Yours in the Lord our strength,
All Saints Day 2016
“The holy ones of the Most High shall receive the kingdom and possess the kingdom for ever—for ever and ever.” Daniel 7:18 (1st reading)
“For ever—for ever and ever” indeed! This Sunday we celebrate All Saints Day (moved from its traditional date of November 1). Actually, we do not celebrate All Saints Days, we celebrate all the saints—our true BFFs, our “for ever and ever friends”, those officially recognized by the Church and those who remain hidden even to the eyes of the Church and are known only to God.
Not all parishes celebrate in such deliberate fashion. We do because, well, the heavenly host are a big deal! One need but look into the clerestory of our church. Represented are seventy-seven saints (the number of perfection, by the way, which Jesus mentions when asked how many times one must forgive) as well as the three theological virtues (faith, hope, and love), and the four cardinal virtues (temperance, fortitude, justice, and prudence).

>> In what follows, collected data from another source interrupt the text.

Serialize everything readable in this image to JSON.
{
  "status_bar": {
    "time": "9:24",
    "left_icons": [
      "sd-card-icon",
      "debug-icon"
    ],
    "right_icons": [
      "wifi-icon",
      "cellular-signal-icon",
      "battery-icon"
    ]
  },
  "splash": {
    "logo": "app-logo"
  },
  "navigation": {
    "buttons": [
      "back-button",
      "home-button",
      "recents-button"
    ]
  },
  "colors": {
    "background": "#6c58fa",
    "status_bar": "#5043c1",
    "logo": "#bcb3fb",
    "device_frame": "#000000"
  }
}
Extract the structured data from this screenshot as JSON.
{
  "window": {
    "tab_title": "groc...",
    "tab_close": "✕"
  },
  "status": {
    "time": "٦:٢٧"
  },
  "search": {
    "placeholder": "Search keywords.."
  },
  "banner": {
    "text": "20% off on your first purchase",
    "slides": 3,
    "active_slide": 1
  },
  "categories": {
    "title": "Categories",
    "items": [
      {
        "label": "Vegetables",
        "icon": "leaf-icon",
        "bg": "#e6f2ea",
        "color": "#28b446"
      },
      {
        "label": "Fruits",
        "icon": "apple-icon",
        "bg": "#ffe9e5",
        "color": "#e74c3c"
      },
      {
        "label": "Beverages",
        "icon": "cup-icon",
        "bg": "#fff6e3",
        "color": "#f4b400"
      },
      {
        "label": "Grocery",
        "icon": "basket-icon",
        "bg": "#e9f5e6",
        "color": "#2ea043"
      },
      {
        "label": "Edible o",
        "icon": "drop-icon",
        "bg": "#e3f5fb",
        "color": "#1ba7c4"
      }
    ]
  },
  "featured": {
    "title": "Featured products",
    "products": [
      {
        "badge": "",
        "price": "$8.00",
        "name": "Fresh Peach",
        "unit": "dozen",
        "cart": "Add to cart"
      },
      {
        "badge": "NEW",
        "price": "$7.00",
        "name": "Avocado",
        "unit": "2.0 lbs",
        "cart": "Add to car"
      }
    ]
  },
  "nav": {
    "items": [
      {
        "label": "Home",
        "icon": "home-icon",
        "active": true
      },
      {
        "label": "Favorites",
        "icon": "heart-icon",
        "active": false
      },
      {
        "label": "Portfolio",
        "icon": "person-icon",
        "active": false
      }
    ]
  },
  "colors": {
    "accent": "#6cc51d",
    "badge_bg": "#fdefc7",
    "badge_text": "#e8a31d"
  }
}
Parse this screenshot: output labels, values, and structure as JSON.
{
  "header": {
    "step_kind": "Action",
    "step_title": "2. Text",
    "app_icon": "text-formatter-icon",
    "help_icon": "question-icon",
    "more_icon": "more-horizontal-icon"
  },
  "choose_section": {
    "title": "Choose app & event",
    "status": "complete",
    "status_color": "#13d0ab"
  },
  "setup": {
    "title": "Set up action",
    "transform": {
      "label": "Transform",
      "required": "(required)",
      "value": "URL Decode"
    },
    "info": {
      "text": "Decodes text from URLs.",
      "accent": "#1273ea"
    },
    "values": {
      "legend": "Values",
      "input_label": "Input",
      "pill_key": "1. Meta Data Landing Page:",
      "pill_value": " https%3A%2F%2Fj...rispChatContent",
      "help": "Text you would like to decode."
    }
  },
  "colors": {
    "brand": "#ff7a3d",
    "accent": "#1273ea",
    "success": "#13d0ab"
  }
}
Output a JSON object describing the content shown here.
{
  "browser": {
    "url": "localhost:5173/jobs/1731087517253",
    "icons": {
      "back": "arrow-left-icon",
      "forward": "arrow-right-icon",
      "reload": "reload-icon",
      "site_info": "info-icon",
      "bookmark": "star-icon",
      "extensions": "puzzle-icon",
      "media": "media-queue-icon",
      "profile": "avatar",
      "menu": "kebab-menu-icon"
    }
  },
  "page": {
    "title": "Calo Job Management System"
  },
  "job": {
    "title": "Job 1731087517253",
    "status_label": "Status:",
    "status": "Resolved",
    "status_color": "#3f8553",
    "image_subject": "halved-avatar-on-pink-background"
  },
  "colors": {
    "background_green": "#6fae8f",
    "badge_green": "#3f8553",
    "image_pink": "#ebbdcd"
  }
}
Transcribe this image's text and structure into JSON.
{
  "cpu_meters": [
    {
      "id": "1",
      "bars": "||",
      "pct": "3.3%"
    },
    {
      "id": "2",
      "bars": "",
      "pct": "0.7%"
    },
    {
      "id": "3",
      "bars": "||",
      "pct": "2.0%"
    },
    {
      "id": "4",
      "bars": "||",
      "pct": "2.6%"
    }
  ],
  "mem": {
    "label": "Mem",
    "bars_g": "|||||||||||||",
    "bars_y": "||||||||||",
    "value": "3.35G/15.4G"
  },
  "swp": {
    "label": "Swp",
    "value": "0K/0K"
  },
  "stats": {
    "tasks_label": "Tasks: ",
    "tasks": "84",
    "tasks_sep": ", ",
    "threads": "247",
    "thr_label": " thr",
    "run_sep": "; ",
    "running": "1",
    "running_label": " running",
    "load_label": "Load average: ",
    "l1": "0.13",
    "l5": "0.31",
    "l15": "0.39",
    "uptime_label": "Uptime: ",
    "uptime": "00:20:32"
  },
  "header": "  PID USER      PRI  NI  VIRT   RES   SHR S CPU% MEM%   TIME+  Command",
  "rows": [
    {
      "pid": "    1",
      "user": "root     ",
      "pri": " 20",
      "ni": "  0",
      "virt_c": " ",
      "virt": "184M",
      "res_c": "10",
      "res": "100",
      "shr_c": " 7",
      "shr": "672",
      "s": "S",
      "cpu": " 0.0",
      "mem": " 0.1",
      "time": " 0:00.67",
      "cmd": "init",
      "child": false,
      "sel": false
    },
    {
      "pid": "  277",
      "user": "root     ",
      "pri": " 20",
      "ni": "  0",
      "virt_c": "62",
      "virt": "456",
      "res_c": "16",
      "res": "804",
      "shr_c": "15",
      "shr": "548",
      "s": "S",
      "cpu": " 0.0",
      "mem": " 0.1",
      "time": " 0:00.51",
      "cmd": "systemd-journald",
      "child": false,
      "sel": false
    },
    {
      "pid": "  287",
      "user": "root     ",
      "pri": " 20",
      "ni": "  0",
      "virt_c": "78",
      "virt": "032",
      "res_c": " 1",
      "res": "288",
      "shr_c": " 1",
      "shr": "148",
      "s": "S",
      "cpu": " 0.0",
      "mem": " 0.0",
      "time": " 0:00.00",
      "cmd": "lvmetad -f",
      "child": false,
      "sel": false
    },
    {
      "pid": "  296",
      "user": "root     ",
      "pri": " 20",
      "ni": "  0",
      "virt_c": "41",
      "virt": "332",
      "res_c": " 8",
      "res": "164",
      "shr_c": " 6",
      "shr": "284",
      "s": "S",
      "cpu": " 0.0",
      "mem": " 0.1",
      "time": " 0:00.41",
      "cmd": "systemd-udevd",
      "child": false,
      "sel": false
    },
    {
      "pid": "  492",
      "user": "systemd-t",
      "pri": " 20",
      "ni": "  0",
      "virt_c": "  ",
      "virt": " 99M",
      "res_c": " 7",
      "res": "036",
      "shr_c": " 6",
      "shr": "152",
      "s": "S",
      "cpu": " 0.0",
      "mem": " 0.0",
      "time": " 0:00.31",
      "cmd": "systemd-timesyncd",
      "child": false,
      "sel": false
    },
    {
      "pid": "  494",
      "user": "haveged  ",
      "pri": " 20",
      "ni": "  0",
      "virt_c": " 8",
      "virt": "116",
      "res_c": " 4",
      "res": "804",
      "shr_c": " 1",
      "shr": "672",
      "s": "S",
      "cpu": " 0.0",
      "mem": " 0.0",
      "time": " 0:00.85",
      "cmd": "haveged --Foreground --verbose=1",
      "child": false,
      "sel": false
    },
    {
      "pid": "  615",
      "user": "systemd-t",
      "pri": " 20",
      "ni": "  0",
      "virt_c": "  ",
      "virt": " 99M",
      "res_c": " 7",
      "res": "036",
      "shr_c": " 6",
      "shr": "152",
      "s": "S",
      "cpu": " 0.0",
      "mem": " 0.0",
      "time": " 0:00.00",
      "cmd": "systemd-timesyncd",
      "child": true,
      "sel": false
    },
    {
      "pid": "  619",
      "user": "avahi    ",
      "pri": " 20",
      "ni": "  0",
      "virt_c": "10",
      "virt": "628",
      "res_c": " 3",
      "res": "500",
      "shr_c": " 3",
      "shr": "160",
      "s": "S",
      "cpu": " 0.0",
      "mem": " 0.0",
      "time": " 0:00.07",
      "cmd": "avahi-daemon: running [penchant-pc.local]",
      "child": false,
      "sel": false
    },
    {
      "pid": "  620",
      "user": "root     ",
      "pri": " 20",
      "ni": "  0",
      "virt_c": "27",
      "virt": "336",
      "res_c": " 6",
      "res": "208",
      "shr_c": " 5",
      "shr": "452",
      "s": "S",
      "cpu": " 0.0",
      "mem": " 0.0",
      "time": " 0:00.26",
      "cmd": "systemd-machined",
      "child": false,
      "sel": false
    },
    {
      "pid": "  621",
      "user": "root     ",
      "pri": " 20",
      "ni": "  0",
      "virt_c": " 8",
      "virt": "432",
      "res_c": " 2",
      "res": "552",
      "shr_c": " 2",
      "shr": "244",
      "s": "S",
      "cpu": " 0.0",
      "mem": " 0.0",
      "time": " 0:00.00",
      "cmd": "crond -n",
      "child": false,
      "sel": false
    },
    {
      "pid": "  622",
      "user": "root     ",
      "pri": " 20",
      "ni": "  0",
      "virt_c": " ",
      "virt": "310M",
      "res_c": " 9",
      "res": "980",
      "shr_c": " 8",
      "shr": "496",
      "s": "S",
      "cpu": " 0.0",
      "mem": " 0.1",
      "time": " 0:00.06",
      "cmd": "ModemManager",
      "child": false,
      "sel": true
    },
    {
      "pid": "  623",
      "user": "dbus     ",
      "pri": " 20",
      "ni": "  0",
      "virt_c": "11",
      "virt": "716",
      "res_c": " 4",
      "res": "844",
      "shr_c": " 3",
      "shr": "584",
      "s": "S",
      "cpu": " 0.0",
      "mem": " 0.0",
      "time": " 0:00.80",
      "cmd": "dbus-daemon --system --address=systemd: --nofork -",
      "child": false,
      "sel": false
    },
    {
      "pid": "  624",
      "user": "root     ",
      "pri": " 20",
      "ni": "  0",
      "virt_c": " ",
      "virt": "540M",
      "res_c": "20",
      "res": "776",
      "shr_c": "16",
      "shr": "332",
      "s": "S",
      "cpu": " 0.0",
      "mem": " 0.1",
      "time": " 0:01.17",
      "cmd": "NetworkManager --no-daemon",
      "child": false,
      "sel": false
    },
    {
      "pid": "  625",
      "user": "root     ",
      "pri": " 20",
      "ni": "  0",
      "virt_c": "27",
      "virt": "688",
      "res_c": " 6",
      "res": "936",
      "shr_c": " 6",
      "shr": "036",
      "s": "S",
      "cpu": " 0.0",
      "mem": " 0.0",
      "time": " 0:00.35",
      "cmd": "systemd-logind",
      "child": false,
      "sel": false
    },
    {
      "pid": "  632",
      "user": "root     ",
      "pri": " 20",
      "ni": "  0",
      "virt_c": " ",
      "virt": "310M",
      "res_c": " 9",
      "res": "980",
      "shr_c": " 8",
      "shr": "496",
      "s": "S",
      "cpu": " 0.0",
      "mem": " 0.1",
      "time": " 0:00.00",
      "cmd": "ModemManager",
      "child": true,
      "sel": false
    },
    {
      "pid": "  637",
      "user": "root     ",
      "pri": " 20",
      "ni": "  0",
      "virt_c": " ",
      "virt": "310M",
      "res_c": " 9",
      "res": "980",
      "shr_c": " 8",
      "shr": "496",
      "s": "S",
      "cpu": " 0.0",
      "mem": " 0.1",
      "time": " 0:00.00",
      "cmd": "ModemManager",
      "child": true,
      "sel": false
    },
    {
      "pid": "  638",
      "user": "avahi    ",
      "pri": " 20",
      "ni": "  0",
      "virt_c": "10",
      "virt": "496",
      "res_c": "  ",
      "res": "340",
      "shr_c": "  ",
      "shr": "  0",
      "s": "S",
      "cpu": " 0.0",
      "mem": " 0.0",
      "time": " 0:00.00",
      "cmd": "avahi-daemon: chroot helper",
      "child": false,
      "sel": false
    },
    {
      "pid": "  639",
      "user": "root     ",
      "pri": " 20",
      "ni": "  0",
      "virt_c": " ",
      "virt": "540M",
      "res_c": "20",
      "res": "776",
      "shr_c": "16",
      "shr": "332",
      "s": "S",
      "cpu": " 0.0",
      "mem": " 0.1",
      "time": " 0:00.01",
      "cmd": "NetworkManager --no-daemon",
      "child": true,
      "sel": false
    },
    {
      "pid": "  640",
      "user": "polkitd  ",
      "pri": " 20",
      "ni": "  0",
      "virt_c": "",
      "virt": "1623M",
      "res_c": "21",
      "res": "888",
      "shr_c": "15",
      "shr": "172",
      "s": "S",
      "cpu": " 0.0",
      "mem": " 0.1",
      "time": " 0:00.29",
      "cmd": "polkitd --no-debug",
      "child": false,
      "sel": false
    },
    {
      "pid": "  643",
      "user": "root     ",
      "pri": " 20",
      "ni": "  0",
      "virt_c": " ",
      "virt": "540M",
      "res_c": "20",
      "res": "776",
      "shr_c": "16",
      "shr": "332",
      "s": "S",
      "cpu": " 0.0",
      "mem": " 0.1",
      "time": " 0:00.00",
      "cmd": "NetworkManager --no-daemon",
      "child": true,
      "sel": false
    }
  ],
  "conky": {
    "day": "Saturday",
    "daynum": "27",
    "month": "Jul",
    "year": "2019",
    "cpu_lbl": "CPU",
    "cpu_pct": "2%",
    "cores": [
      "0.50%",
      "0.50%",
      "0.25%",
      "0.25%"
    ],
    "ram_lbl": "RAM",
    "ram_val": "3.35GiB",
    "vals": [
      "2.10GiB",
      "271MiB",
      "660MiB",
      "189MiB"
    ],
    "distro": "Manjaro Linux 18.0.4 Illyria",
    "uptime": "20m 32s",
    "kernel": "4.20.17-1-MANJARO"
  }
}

We are richly blessed to be preceded and accompanied on our journey by these sisters and brothers in Christ. How much richer the journey. We will discover, when we see them face-to-face in the light of God, how strong and merciful an invisible hand they lent along the way. Thus, with St. Paul, “I pray that the God of our Lord Jesus Christ, the Father of glory, may give you a spirit of wisdom and revelation as you come to know him, so that, with the eyes of your heart enlightened, you may know what is the hope to which he has called you, what are the riches of his glorious inher-itance among the saints.” Ephesians 1:17-18 (2nd reading).